For starters, FW800 can push up to 80 MB/s if there is nothing else running on the Firewire controller.

3.5" Desktop hard drives have only just broken the 100 MB/s barrier (WD Raptors, Samsung F1 and Western Digital Tornado). So the most a SATA connection can deliver from a single drive is the drive's maximum output -- so 150 MB/s or 300 MB/s are pretty much meaningless distinctions for a single drive, and most hard rives won't deliver more than the FW800 interface in any case.

But wait -- laptop size 2.5" drives have a way lower output, because of simple geometry.

Given the same RPMs (7200 RPM let's say), the amount of data that can be delivered depends on the density of the data on the disk platter, and the length of the track that passes under the heads in 1/7200th of a second. Track length = perimeter -- so a 2.5" drive's outer tracks are at a distinct disadvantage, being 7.8" in length (perimeter) vs. a 3.5" drive's 10.9" length (approximate numbers because the platters aren't exatcly that size)
All else being equal, the laptop sized drive will be 28% lower in bandwidth.

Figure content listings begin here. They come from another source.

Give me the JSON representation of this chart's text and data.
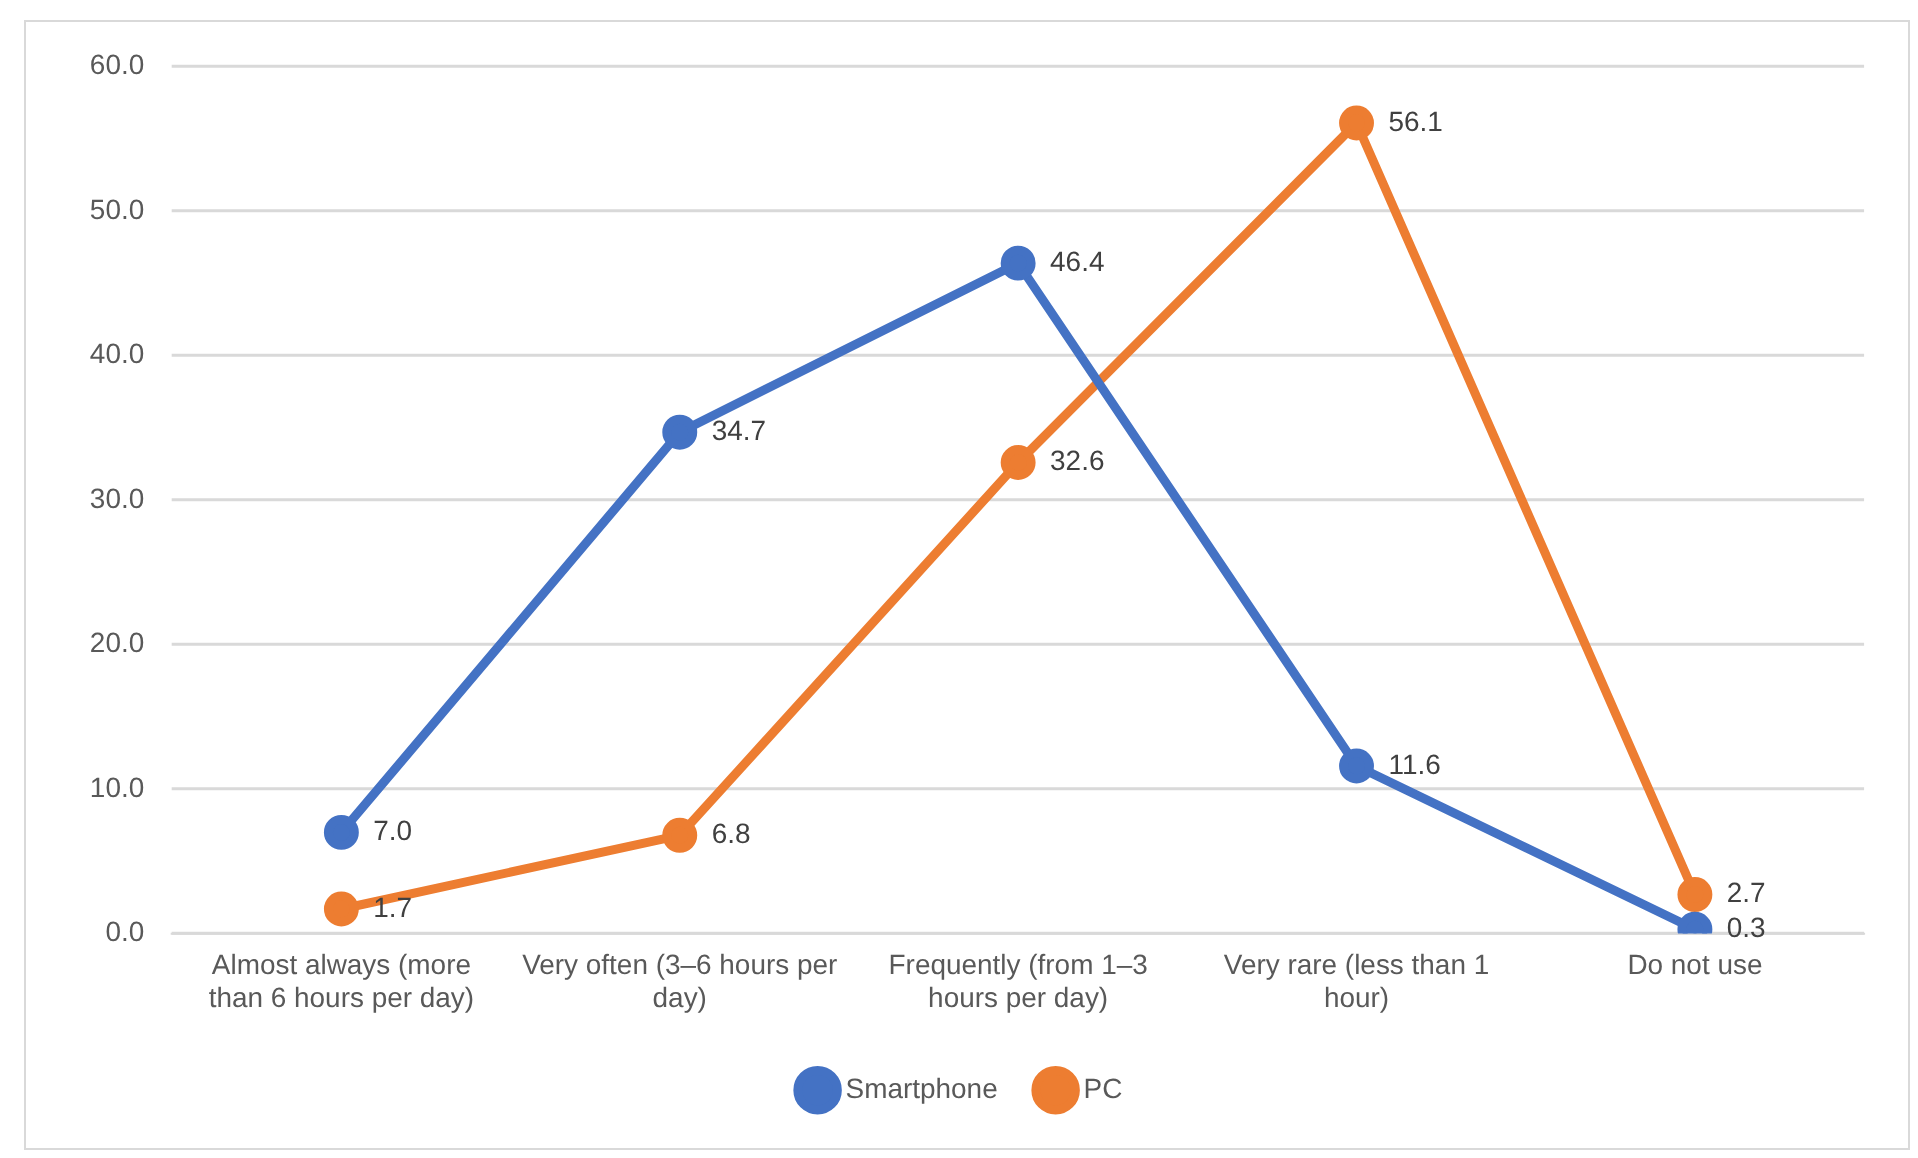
{
  "chart_data": {
    "type": "line",
    "categories": [
      "Almost always (more than 6 hours per day)",
      "Very often (3–6 hours per day)",
      "Frequently (from 1–3 hours per day)",
      "Very rare (less than 1 hour)",
      "Do not use"
    ],
    "series": [
      {
        "name": "Smartphone",
        "color": "#4472c4",
        "values": [
          7.0,
          34.7,
          46.4,
          11.6,
          0.3
        ],
        "value_labels": [
          "7.0",
          "34.7",
          "46.4",
          "11.6",
          "0.3"
        ]
      },
      {
        "name": "PC",
        "color": "#ed7d31",
        "values": [
          1.7,
          6.8,
          32.6,
          56.1,
          2.7
        ],
        "value_labels": [
          "1.7",
          "6.8",
          "32.6",
          "56.1",
          "2.7"
        ]
      }
    ],
    "ylim": [
      0,
      60
    ],
    "yticks": [
      {
        "value": 0,
        "label": "0.0"
      },
      {
        "value": 10,
        "label": "10.0"
      },
      {
        "value": 20,
        "label": "20.0"
      },
      {
        "value": 30,
        "label": "30.0"
      },
      {
        "value": 40,
        "label": "40.0"
      },
      {
        "value": 50,
        "label": "50.0"
      },
      {
        "value": 60,
        "label": "60.0"
      }
    ],
    "grid": "y",
    "legend": "bottom",
    "marker": "circle",
    "line_style": "solid"
  }
}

To add insult to injury, a drive's performance decreases as the drive fills up, and the data is written to the inner tracks of the drive. At 90% full, it's typical for a drive's inner track bandwidth to fall to half of the performace it was when empty. So that 104 MB/s performance from the Samsung F1 will drop to 55 MB/s or so when the drive is full --- and a small-capacity 2.5" drive fills up faster than a 500 GB or 750 GB desktop drive... 100 GB on a 120 GB laptop drive is almost full, but it hasn't even caused a 750 drive to break a sweat.

So... that's a long way of saying that a Firewire 800 connection is not the limiting factor in most drive performance, and a 800 vs 1500 comparison with SATA-150 isn't relevant in most cases --- and a FW800 enclosure with a larger, high density (perpendicular recording) 7200 RPM 3.5" drive will likely outperform a 2.5" SATA-150 (or SATA-300) drive, especially a 5400 RPM drive that is 50% full already.
 

ADent

macrumors 6502a
Sep 9, 2007
504
0
So FW400 (what a mini has) may be a limiting factor. Using the numbers from the above post, assuming FW400 is half the speed of FW800, some drives will are faster than FW400.

I would think a good, fast FW400 drive would be faster than some of the internal SATA mini drives.

An fast external 3.5" SATA drive should be faster than any FW400 drive.